The 43rd Legislative District Republican caucus was an experience I'll not soon forget.
It hasn't made a great deal of news, but the Paul campaign is soldiering on with its delegate strategy here in the Evergreen State. And at least in Seattle,
it's working.
I hadn't answered my phone (which rang about 30 times in the week before the caucus), nor did I go to any "caucus training", because I felt my time commitment to this thing was already a bit much. So, I didn't know about the
late alliance that had apparently been forged between the Santorum and Paul campaigns until I arrived Saturday morning, as was handed a copy of the "open convention" slate, and found a few fellow travelers to fill me in on what was going on.

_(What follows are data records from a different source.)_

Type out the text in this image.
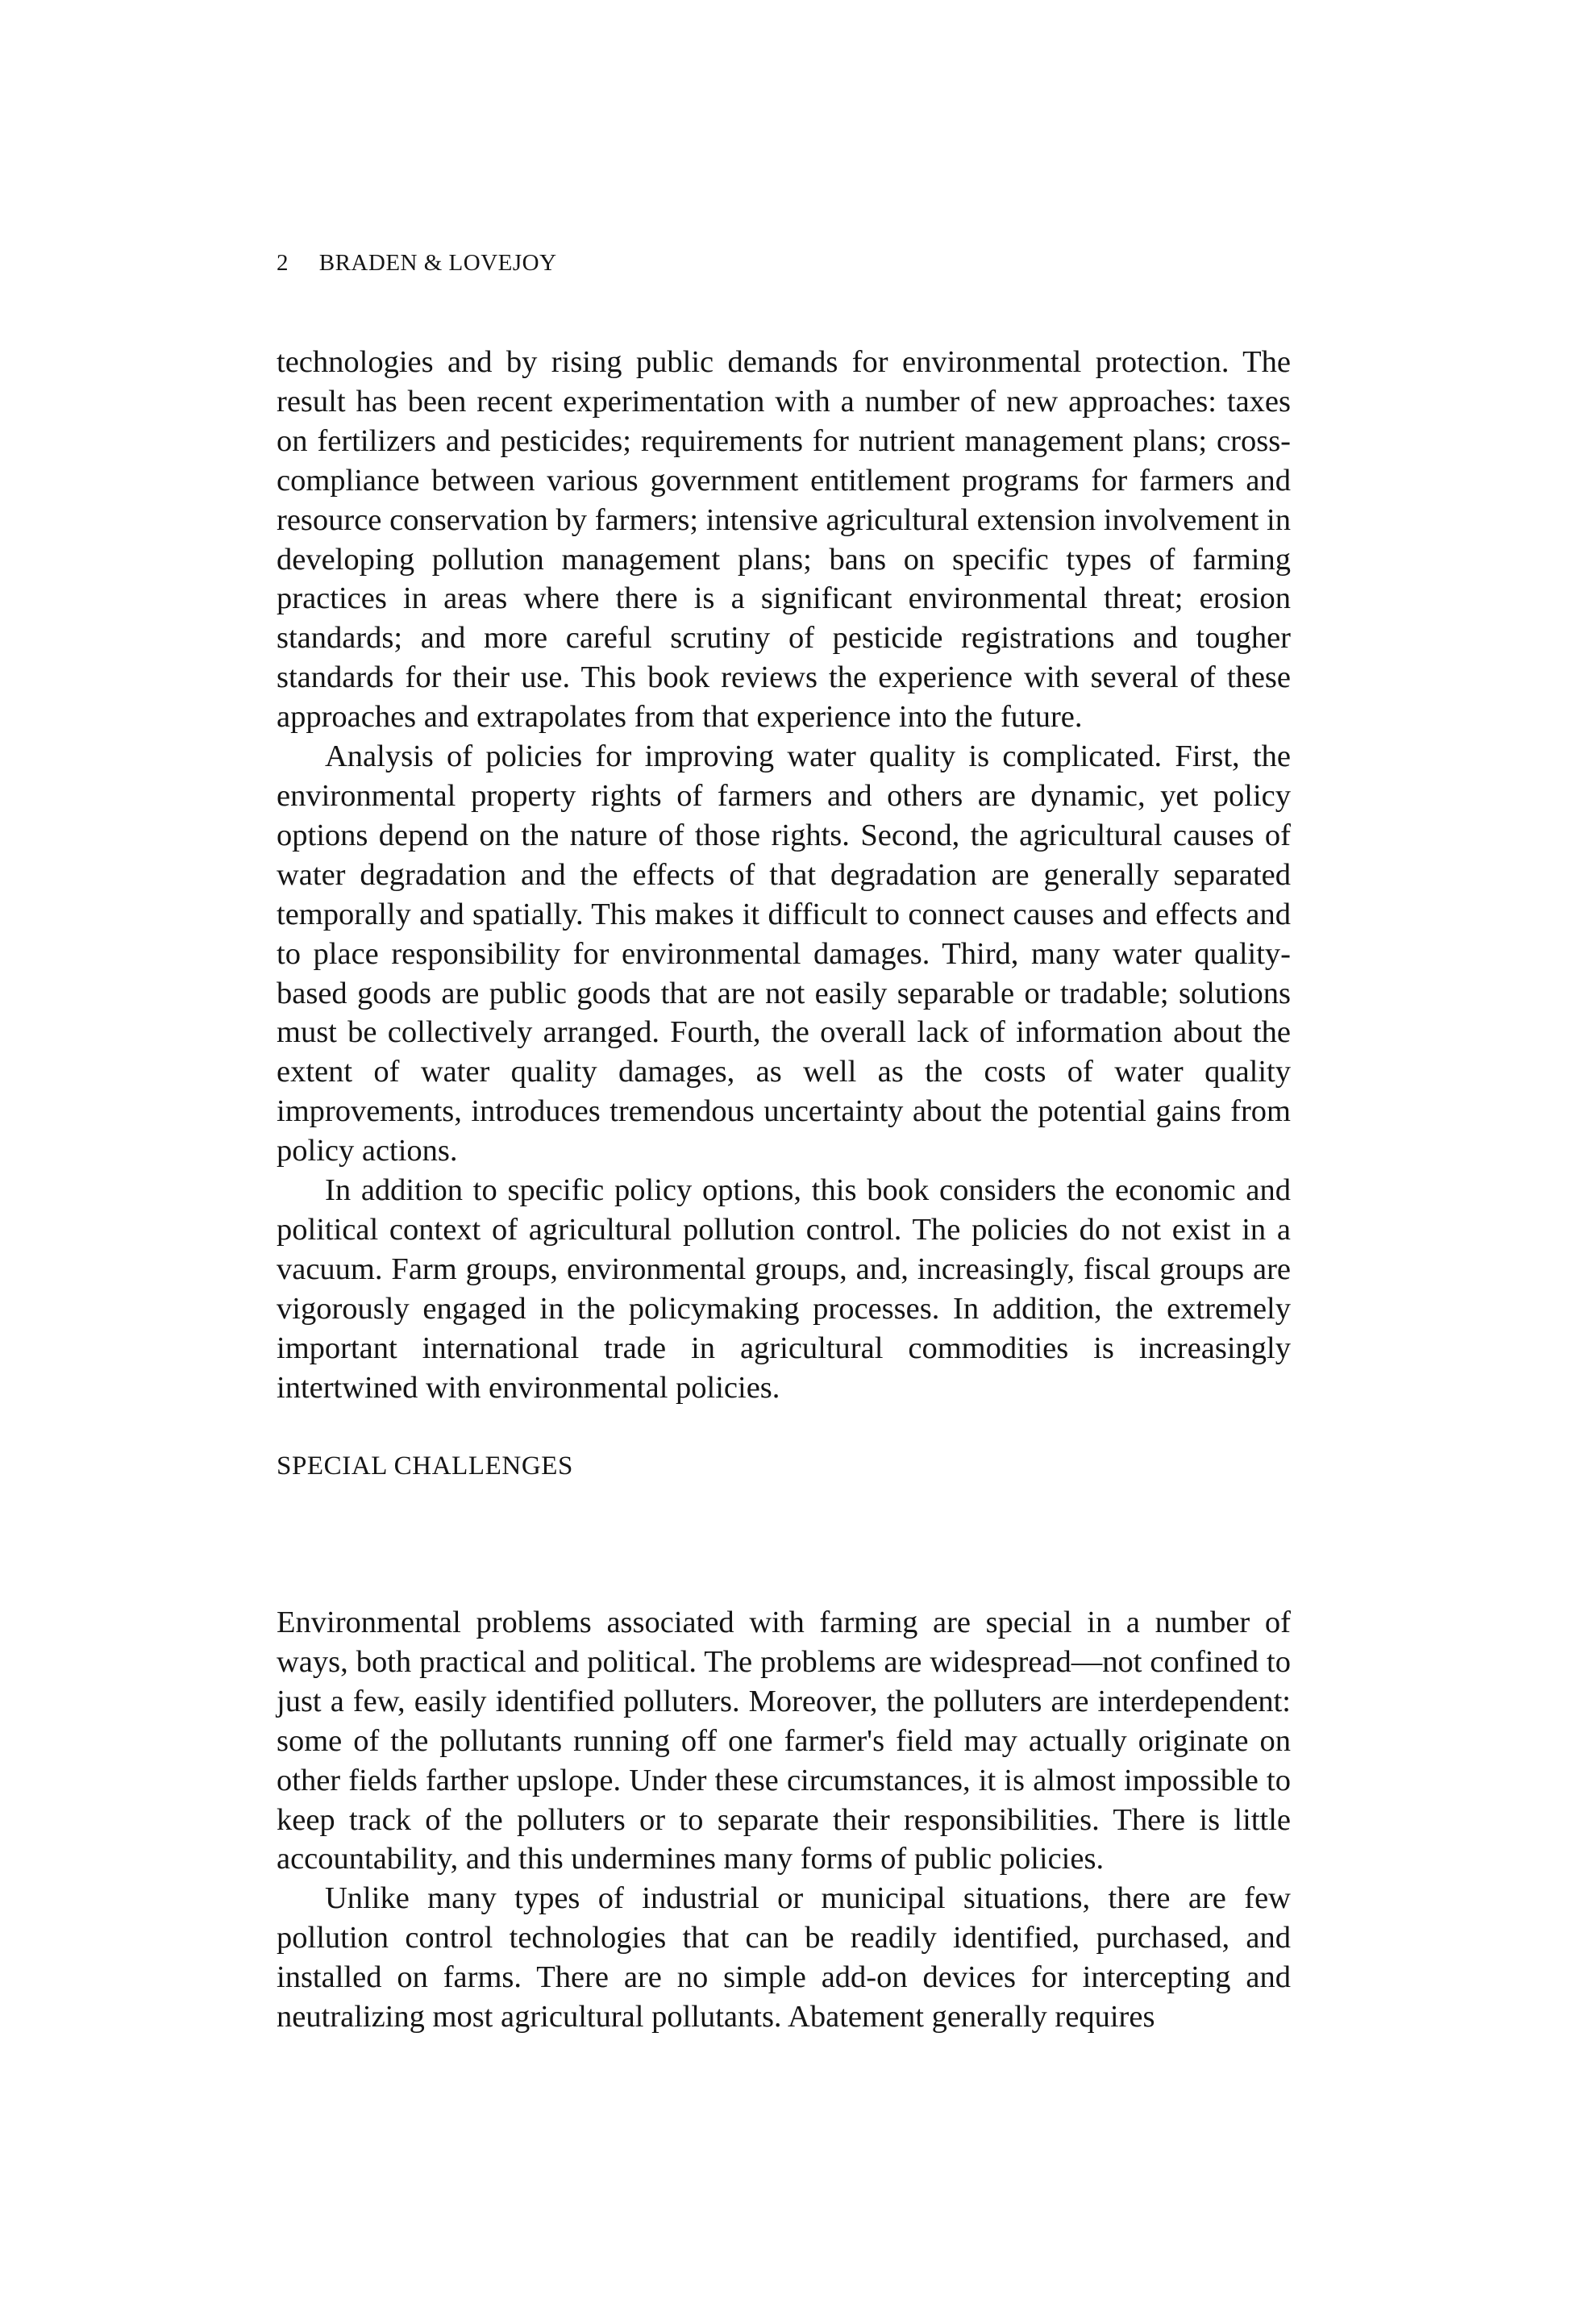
2 BRADEN & LOVEJOY

technologies and by rising public demands for environmental protection. The result has been recent experimentation with a number of new approaches: taxes on fertilizers and pesticides; requirements for nutrient management plans; cross-compliance between various government entitlement programs for farmers and resource conservation by farmers; intensive agricultural extension involvement in developing pollution management plans; bans on specific types of farming practices in areas where there is a significant environmental threat; erosion standards; and more careful scrutiny of pesticide registrations and tougher standards for their use. This book reviews the experience with several of these approaches and extrapolates from that experience into the future.

Analysis of policies for improving water quality is complicated. First, the environmental property rights of farmers and others are dynamic, yet policy options depend on the nature of those rights. Second, the agricultural causes of water degradation and the effects of that degradation are generally separated temporally and spatially. This makes it difficult to connect causes and effects and to place responsibility for environmental damages. Third, many water quality-based goods are public goods that are not easily separable or tradable; solutions must be collectively arranged. Fourth, the overall lack of information about the extent of water quality damages, as well as the costs of water quality improvements, introduces tremendous uncertainty about the potential gains from policy actions.

In addition to specific policy options, this book considers the economic and political context of agricultural pollution control. The policies do not exist in a vacuum. Farm groups, environmental groups, and, increasingly, fiscal groups are vigorously engaged in the policymaking processes. In addition, the extremely important international trade in agricultural commodities is increasingly intertwined with environmental policies.

SPECIAL CHALLENGES

Environmental problems associated with farming are special in a number of ways, both practical and political. The problems are widespread—not confined to just a few, easily identified polluters. Moreover, the polluters are interdependent: some of the pollutants running off one farmer's field may actually originate on other fields farther upslope. Under these circumstances, it is almost impossible to keep track of the polluters or to separate their responsibilities. There is little accountability, and this undermines many forms of public policies.

Unlike many types of industrial or municipal situations, there are few pollution control technologies that can be readily identified, purchased, and installed on farms. There are no simple add-on devices for intercepting and neutralizing most agricultural pollutants. Abatement generally requires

A digression is in order. The delegates to the 43rd there to support Ron Paul can be divided into two groups: those that were part of an organized effort, and those that for lack of a better term, I will call "rouge Ron Paul delegates" (RRPD). RRPD consisted largely of people like myself: under 35 (though typically quite a bit younger than that), from Capitol Hill, First Hill, and the Central District who were the only people who showed up from their precincts on March 3 and thus automatically became delegates. We didn't care to have anything to do with the organized Republican Party. Most of us ignored our phones. (We were still getting robocalls from the Paul campaign, even as the caucus started.) And we found each other by being the only people in the room wearing black and having visible tattoos and/or piercings.
In other words, we were the only people in the room that actually looked like we lived in the 43rd District. Together with the less obvious RRPD, we were easily 1/3rd of the Paul contingent.
The idea of the open slate was simple: it was a mixture of Paul and Santorum supporters, ranked by priority (I assume some horse trading had determined the order.) The Romney campaign had also produced a "unity slate" which, though nominally in coordination with the Gingrich campaign, consisted entirely of Romney supporters, similarly ranked. Because of the way the balloting is done (something like 60 candidates for 14 slots, everyone votes for 14 names, and on the first ballot you only need 50% plus one to win a slot) there is an obvious advantage to bloc voting (hence the slates.) People who don't get at least 10% of the vote are dropped off for subsequent ballots. Such a system often does not produce winners on the first ballot, and several rounds are often required.
After some wrangling about the rules for the day, it was determined that delegate candidates could give 30-second speeches before balloting. The Romney camp (which I should mention included all of the district officers) didn't want this, nor did many of the Santorum supporters. It would later become clear why. You see, for those of us not "in the know", we really had no way of knowing which potential delegates supported which candidate, unless they told us. But once they started making speeches, many--though not all--declared who they were supporting.
The speeches were mostly pointless, boring, and inept. The highlight was when the a Romney supporter--the vice chair of the district and head of the rules committee, who had herself tried to forestall these speeches--proclaimed that if "we don't vote for the unity slate, we're going to send a whole lot of Paul delegates to the state convention." Over half the room erupted in cheers.
I don't think that was the response she was looking for.
However, the real action during the speeches was happening in the audience. Among the RRPD, many of us concluded that we had no intention of voting for Santorum delegates knowingly--we had not been a party to this alliance--and started crossing those that declared themselves for Santorum off the slate, and replacing them with Paul supporters further down the list. When the ballots came out, we voted as a bloc.
On the first ballot, 9 of 14 slots were filled outright. All with Ron Paul supporters. On the second, 3 of 5 were for Paul, one for Santorum, and another an open slate candidate who had not said who they were for (though I have been told is for Paul.)
Romney had been swept. About half the Romney contingent left the room in a huff. Inevitability was starting to look a lot like disappointment and desperation.
It was beautiful.
I don't think it will make a difference in this election. It probably won't even make much of a difference at the state convention--Washington outside the borders of Seattle is a very, very different place. But still, there was something deeply potent about witnessing firsthand the power of a largely unorganized group of people to turn an established order on its ear, playing their game by their own rules, and simply refusing to go along with what is expected.
There is still power in the word "no".